Nationally, she said, the sector supports more than 668,000 direct jobs and over one million total jobs when including indirect and induced effects. Total economic activity attributed to the sector reaches approximately $131 billion, with tax revenues of $16.5 billion.
Reeves also highlighted the growing significance of cultural exports. She noted that service-based exports — including those related to audiovisual production — are expanding faster than many other categories. “Audio-visual service exports are growing at a faster rate than other types of service exports in the overall Canadian economy,” she explained.
Despite growth areas, Reeves acknowledged multiple structural challenges confronting the sector. Public funding has stagnated, and charitable giving has declined significantly over two decades. “Tax donations […] have dropped from 26 per cent in 2000,” she said, adding that while total donation amounts have remained steady, they increasingly rely on older, wealthier donors. Younger Canadians, she noted, “are definitely giving less,” due to impacts from the current affordability crisis.
Reeves emphasized that the need for stronger incentives at the government level encourage private philanthropy and sustain the sector’s traditional “tripartite model,” in which government, earned revenue and private donations each contribute roughly one-third of organizational budgets. She noted that public dollars often “benefit two times or more,” as funders and sponsors view government investment as a signal of stability.

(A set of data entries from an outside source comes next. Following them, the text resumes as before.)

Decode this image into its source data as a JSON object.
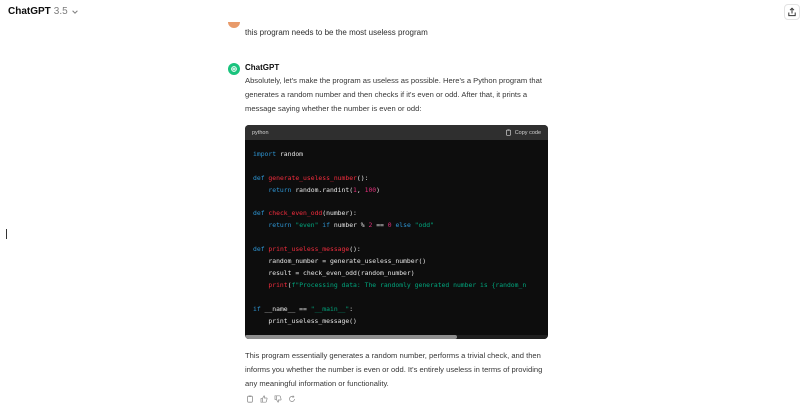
{
  "header": {
    "model_name": "ChatGPT",
    "model_version": "3.5"
  },
  "user_message": "this program needs to be the most useless program",
  "assistant": {
    "name": "ChatGPT",
    "intro": "Absolutely, let's make the program as useless as possible. Here's a Python program that generates a random number and then checks if it's even or odd. After that, it prints a message saying whether the number is even or odd:",
    "code_language": "python",
    "copy_label": "Copy code",
    "code_lines": [
      "import random",
      "",
      "def generate_useless_number():",
      "    return random.randint(1, 100)",
      "",
      "def check_even_odd(number):",
      "    return \"even\" if number % 2 == 0 else \"odd\"",
      "",
      "def print_useless_message():",
      "    random_number = generate_useless_number()",
      "    result = check_even_odd(random_number)",
      "    print(f\"Processing data: The randomly generated number is {random_n",
      "",
      "if __name__ == \"__main__\":",
      "    print_useless_message()"
    ],
    "outro": "This program essentially generates a random number, performs a trivial check, and then informs you whether the number is even or odd. It's entirely useless in terms of providing any meaningful information or functionality.",
    "code_scroll_fraction": 0.7
  },
  "icons": {
    "copy": "copy-icon",
    "thumbs_up": "thumbs-up-icon",
    "thumbs_down": "thumbs-down-icon",
    "regenerate": "regenerate-icon",
    "share": "share-icon",
    "chevron": "chevron-down-icon"
  },
  "colors": {
    "brand_green": "#19c37d",
    "code_bg": "#0d0d0d",
    "code_header": "#2f2f2f",
    "keyword": "#2e95d3",
    "function": "#f22c3d",
    "string": "#00a67d",
    "number": "#df3079"
  }
}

Reeves concluded her presentation with a preview of additional research slated for release at a later date: the “Arts Vibrancy Index,” which assess the intersection of arts activity and business vitality and communities across Canada. Preliminary findings show that mid-sized cities like Victoria and Kelowna rate highly, while St. Catharines performs well on arts-specific measures but scores lower on general economic indicators. Participation, she noted, “matters more than population size.”

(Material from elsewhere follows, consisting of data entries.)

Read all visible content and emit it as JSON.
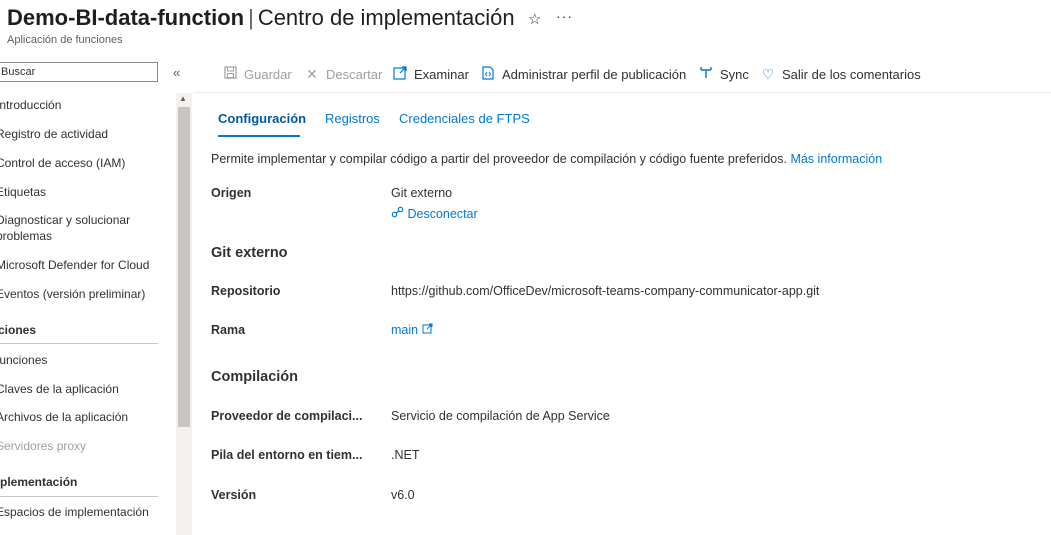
{
  "header": {
    "resource_name": "Demo-BI-data-function",
    "separator": "|",
    "page_name": "Centro de implementación",
    "subtitle": "Aplicación de funciones",
    "star_icon": "☆",
    "more_icon": "···"
  },
  "sidebar": {
    "search_placeholder": "Buscar",
    "collapse_icon": "«",
    "items": [
      {
        "label": "Introducción"
      },
      {
        "label": "Registro de actividad"
      },
      {
        "label": "Control de acceso (IAM)"
      },
      {
        "label": "Etiquetas"
      },
      {
        "label": "Diagnosticar y solucionar"
      },
      {
        "label": "problemas"
      },
      {
        "label": "Microsoft Defender for Cloud"
      },
      {
        "label": "Eventos (versión preliminar)"
      },
      {
        "label": "Funciones"
      },
      {
        "label": "Funciones"
      },
      {
        "label": "Claves de la aplicación"
      },
      {
        "label": "Archivos de la aplicación"
      },
      {
        "label": "Servidores proxy"
      },
      {
        "label": "Implementación"
      },
      {
        "label": "Espacios de implementación"
      }
    ]
  },
  "toolbar": {
    "save": "Guardar",
    "discard": "Descartar",
    "browse": "Examinar",
    "manage_profile": "Administrar perfil de publicación",
    "sync": "Sync",
    "feedback": "Salir de los comentarios"
  },
  "tabs": [
    "Configuración",
    "Registros",
    "Credenciales de FTPS"
  ],
  "content": {
    "description": "Permite implementar y compilar código a partir del proveedor de compilación y código fuente preferidos.",
    "more_info": "Más información",
    "source_label": "Origen",
    "source_value": "Git externo",
    "disconnect": "Desconectar",
    "git_section": "Git externo",
    "repo_label": "Repositorio",
    "repo_value": "https://github.com/OfficeDev/microsoft-teams-company-communicator-app.git",
    "branch_label": "Rama",
    "branch_value": "main",
    "build_section": "Compilación",
    "provider_label": "Proveedor de compilaci...",
    "provider_value": "Servicio de compilación de App Service",
    "stack_label": "Pila del entorno en tiem...",
    "stack_value": ".NET",
    "version_label": "Versión",
    "version_value": "v6.0"
  },
  "colors": {
    "accent": "#0078d4",
    "disabled": "#a19f9d",
    "text": "#323130"
  }
}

The final speaker of the evening, Jaspreet Sandhu, Director of Public Affairs, Communications and Research at the Ontario Arts Council (OAC), expanded on provincial-level data. She presented findings from “Arts Across Ontario,” the OAC’s new regionalized report examining the distribution of arts GDP, jobs and tourism impact.

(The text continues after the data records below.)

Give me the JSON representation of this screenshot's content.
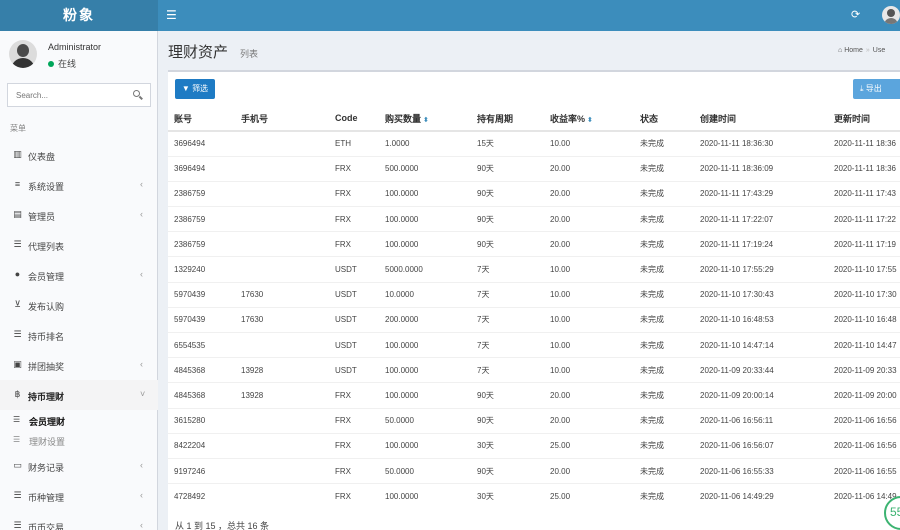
{
  "app": {
    "logo": "粉象"
  },
  "user": {
    "name": "Administrator",
    "status": "在线"
  },
  "search": {
    "placeholder": "Search..."
  },
  "menu": {
    "header": "菜单",
    "items": [
      {
        "label": "仪表盘",
        "icon": "bar-chart-icon",
        "glyph": "▥"
      },
      {
        "label": "系统设置",
        "icon": "sliders-icon",
        "glyph": "≡",
        "chevron": "‹"
      },
      {
        "label": "管理员",
        "icon": "server-icon",
        "glyph": "▤",
        "chevron": "‹"
      },
      {
        "label": "代理列表",
        "icon": "list-icon",
        "glyph": "☰"
      },
      {
        "label": "会员管理",
        "icon": "users-icon",
        "glyph": "●",
        "chevron": "‹"
      },
      {
        "label": "发布认购",
        "icon": "cart-icon",
        "glyph": "⊻"
      },
      {
        "label": "持币排名",
        "icon": "list-icon",
        "glyph": "☰"
      },
      {
        "label": "拼团抽奖",
        "icon": "gift-icon",
        "glyph": "▣",
        "chevron": "‹"
      },
      {
        "label": "持币理财",
        "icon": "bitcoin-icon",
        "glyph": "฿",
        "chevron": "˅"
      },
      {
        "label": "财务记录",
        "icon": "money-icon",
        "glyph": "▭",
        "chevron": "‹"
      },
      {
        "label": "币种管理",
        "icon": "list-icon",
        "glyph": "☰",
        "chevron": "‹"
      },
      {
        "label": "币币交易",
        "icon": "list-icon",
        "glyph": "☰",
        "chevron": "‹"
      }
    ],
    "subitems": [
      {
        "label": "会员理财",
        "glyph": "☰"
      },
      {
        "label": "理财设置",
        "glyph": "☰"
      }
    ]
  },
  "page": {
    "title": "理财资产",
    "subtitle": "列表"
  },
  "breadcrumb": {
    "home": "Home",
    "current": "Use"
  },
  "toolbar": {
    "filter": "▼ 筛选",
    "export": "⤓ 导出"
  },
  "table": {
    "columns": [
      "账号",
      "手机号",
      "Code",
      "购买数量",
      "持有周期",
      "收益率%",
      "状态",
      "创建时间",
      "更新时间"
    ],
    "rows": [
      [
        "3696494",
        "",
        "ETH",
        "1.0000",
        "15天",
        "10.00",
        "未完成",
        "2020-11-11 18:36:30",
        "2020-11-11 18:36"
      ],
      [
        "3696494",
        "",
        "FRX",
        "500.0000",
        "90天",
        "20.00",
        "未完成",
        "2020-11-11 18:36:09",
        "2020-11-11 18:36"
      ],
      [
        "2386759",
        "",
        "FRX",
        "100.0000",
        "90天",
        "20.00",
        "未完成",
        "2020-11-11 17:43:29",
        "2020-11-11 17:43"
      ],
      [
        "2386759",
        "",
        "FRX",
        "100.0000",
        "90天",
        "20.00",
        "未完成",
        "2020-11-11 17:22:07",
        "2020-11-11 17:22"
      ],
      [
        "2386759",
        "",
        "FRX",
        "100.0000",
        "90天",
        "20.00",
        "未完成",
        "2020-11-11 17:19:24",
        "2020-11-11 17:19"
      ],
      [
        "1329240",
        "",
        "USDT",
        "5000.0000",
        "7天",
        "10.00",
        "未完成",
        "2020-11-10 17:55:29",
        "2020-11-10 17:55"
      ],
      [
        "5970439",
        "17630",
        "USDT",
        "10.0000",
        "7天",
        "10.00",
        "未完成",
        "2020-11-10 17:30:43",
        "2020-11-10 17:30"
      ],
      [
        "5970439",
        "17630",
        "USDT",
        "200.0000",
        "7天",
        "10.00",
        "未完成",
        "2020-11-10 16:48:53",
        "2020-11-10 16:48"
      ],
      [
        "6554535",
        "",
        "USDT",
        "100.0000",
        "7天",
        "10.00",
        "未完成",
        "2020-11-10 14:47:14",
        "2020-11-10 14:47"
      ],
      [
        "4845368",
        "13928",
        "USDT",
        "100.0000",
        "7天",
        "10.00",
        "未完成",
        "2020-11-09 20:33:44",
        "2020-11-09 20:33"
      ],
      [
        "4845368",
        "13928",
        "FRX",
        "100.0000",
        "90天",
        "20.00",
        "未完成",
        "2020-11-09 20:00:14",
        "2020-11-09 20:00"
      ],
      [
        "3615280",
        "",
        "FRX",
        "50.0000",
        "90天",
        "20.00",
        "未完成",
        "2020-11-06 16:56:11",
        "2020-11-06 16:56"
      ],
      [
        "8422204",
        "",
        "FRX",
        "100.0000",
        "30天",
        "25.00",
        "未完成",
        "2020-11-06 16:56:07",
        "2020-11-06 16:56"
      ],
      [
        "9197246",
        "",
        "FRX",
        "50.0000",
        "90天",
        "20.00",
        "未完成",
        "2020-11-06 16:55:33",
        "2020-11-06 16:55"
      ],
      [
        "4728492",
        "",
        "FRX",
        "100.0000",
        "30天",
        "25.00",
        "未完成",
        "2020-11-06 14:49:29",
        "2020-11-06 14:49"
      ]
    ]
  },
  "pagination": {
    "info": "从 1 到 15 ，总共 16 条"
  },
  "badge": {
    "value": "55"
  },
  "colors": {
    "topbar": "#3c8dbc",
    "primary_button": "#1e7bc4"
  }
}
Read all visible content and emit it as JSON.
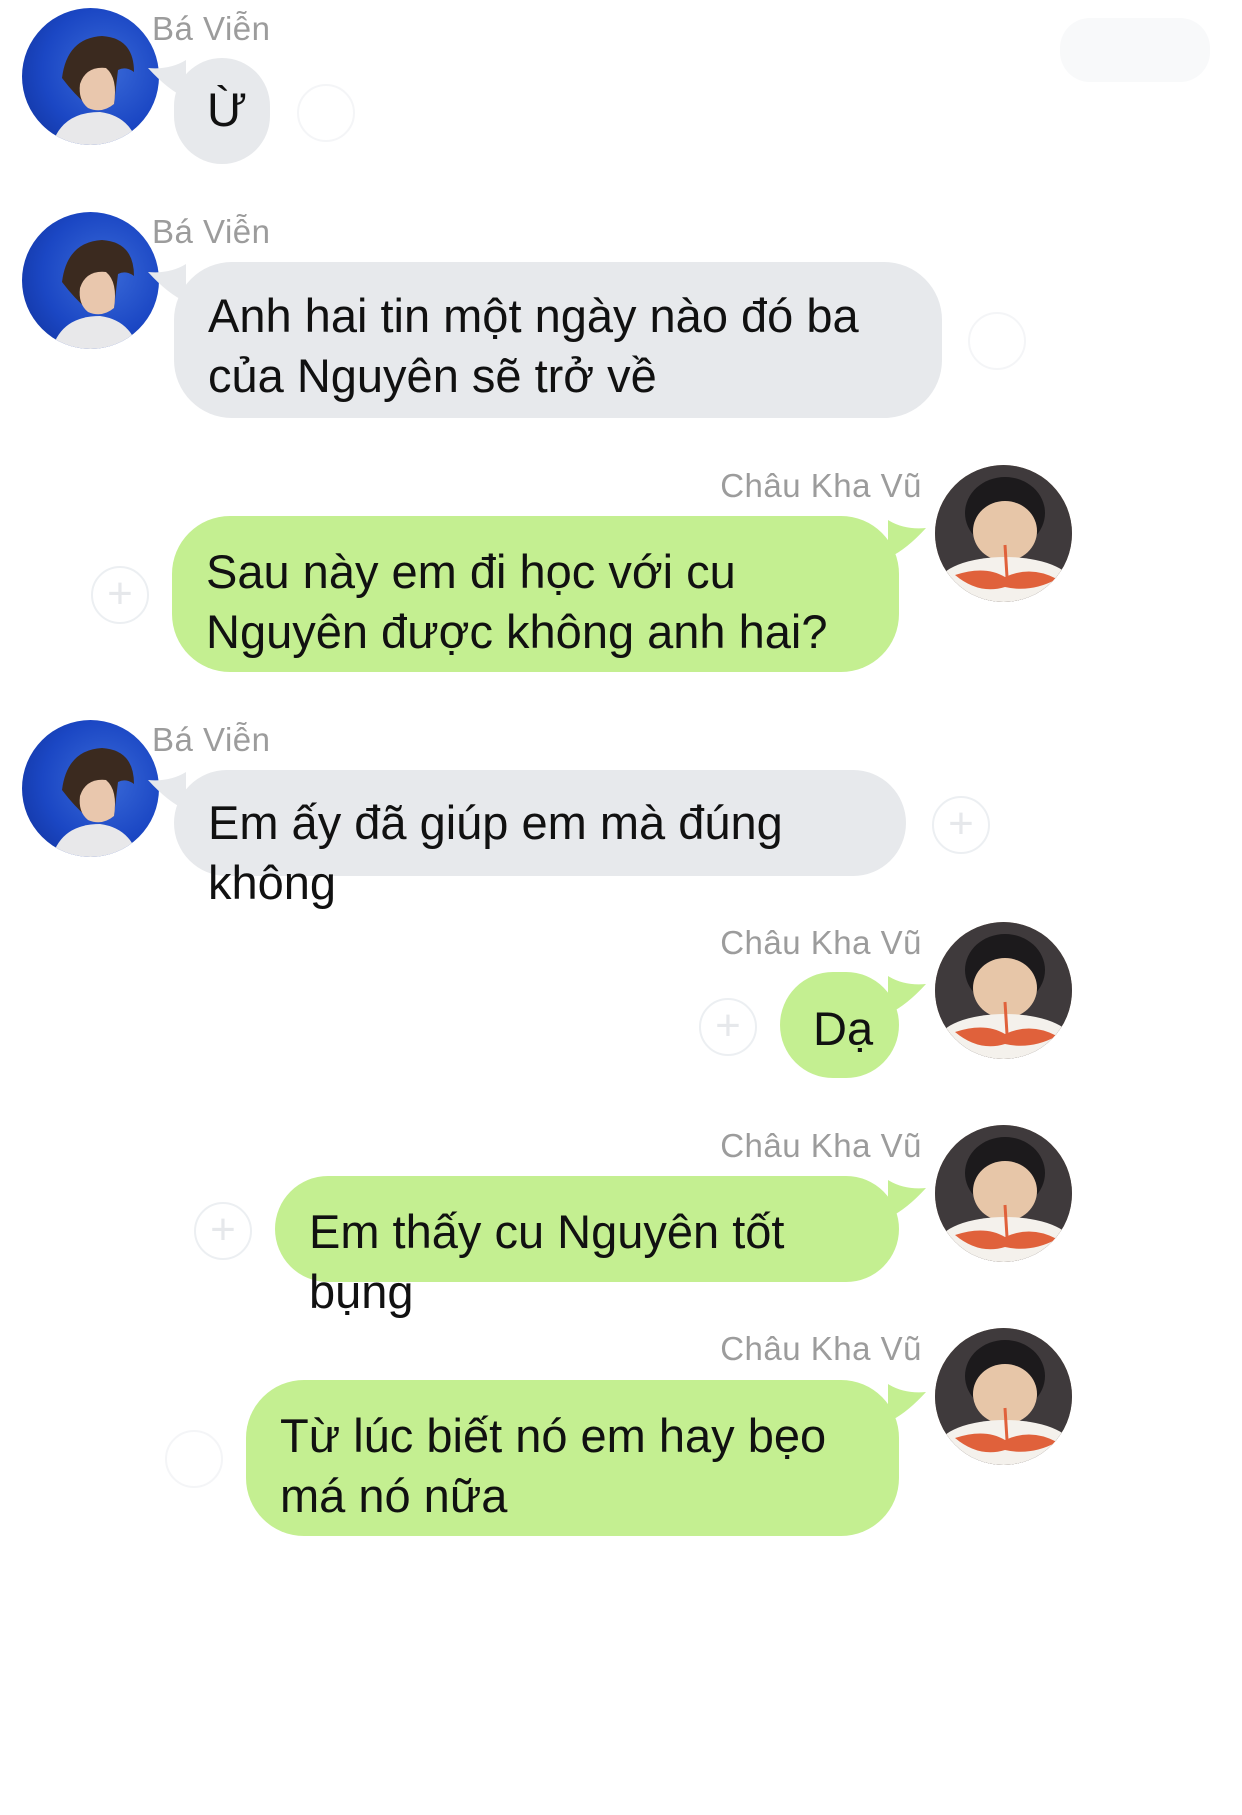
{
  "chat": {
    "messages": [
      {
        "sender": "Bá Viễn",
        "text": "Ừ",
        "side": "received"
      },
      {
        "sender": "Bá Viễn",
        "text": "Anh hai tin một ngày nào đó ba của Nguyên sẽ trở về",
        "side": "received"
      },
      {
        "sender": "Châu Kha Vũ",
        "text": "Sau này em đi học với cu Nguyên được không anh hai?",
        "side": "sent"
      },
      {
        "sender": "Bá Viễn",
        "text": "Em ấy đã giúp em mà đúng không",
        "side": "received"
      },
      {
        "sender": "Châu Kha Vũ",
        "text": "Dạ",
        "side": "sent"
      },
      {
        "sender": "Châu Kha Vũ",
        "text": "Em thấy cu Nguyên tốt bụng",
        "side": "sent"
      },
      {
        "sender": "Châu Kha Vũ",
        "text": "Từ lúc biết nó em hay bẹo má nó nữa",
        "side": "sent"
      }
    ]
  },
  "icons": {
    "plus": "+",
    "add_reaction": "add-reaction-icon",
    "avatar_received": "avatar-blue-portrait",
    "avatar_sent": "avatar-eating-noodles"
  },
  "colors": {
    "received_bubble": "#e7e9ec",
    "sent_bubble": "#c4ef91",
    "sender_name": "#9c9c9c"
  }
}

Sandhu stressed the scale of Ontario’s cultural sector. According to the report, Ontario accounts for the majority share of Canada’s arts-related GDP.
She also highlighted the arts as the province’s 12th-largest industry, surpassing some sectors that receive significantly more government support. However, she emphasized that OAC funding has not kept pace with other sector needs. “The OAC has been flat for the last 16 years,” Sandhu noted, explaining that even as organizations “are punching way over their weight,” they face growing financial pressure.
Sandhu described how the OAC’s new regional model allows for municipal-level analysis of arts employment and economic impact. For Southwestern Ontario — the region including St. Catharines — the model identifies approximately 6,000 full-time arts and culture jobs and a substantial share of the province’s overall cultural GDP. This, she said, provides communities with “information […] for deputations [and] other conversations, to understand the power of the arts [and] the downtown impact.”
The event closed with an invitation for questions, while Reeves and Sandhu encouraged attendees to consult both the “Artworks” report and the “Arts Across Ontario” findings as they prepare for upcoming advocacy opportunities at the municipal, provincial and federal levels.
Throughout the evening, presenters emphasized a consistent message: that arts and culture function not only as creative expressions but as essential infrastructure for economic resilience, community well-being and civic cohesion. The data presented, they argued, offers a clear foundation for renewed investment and long-term policy planning.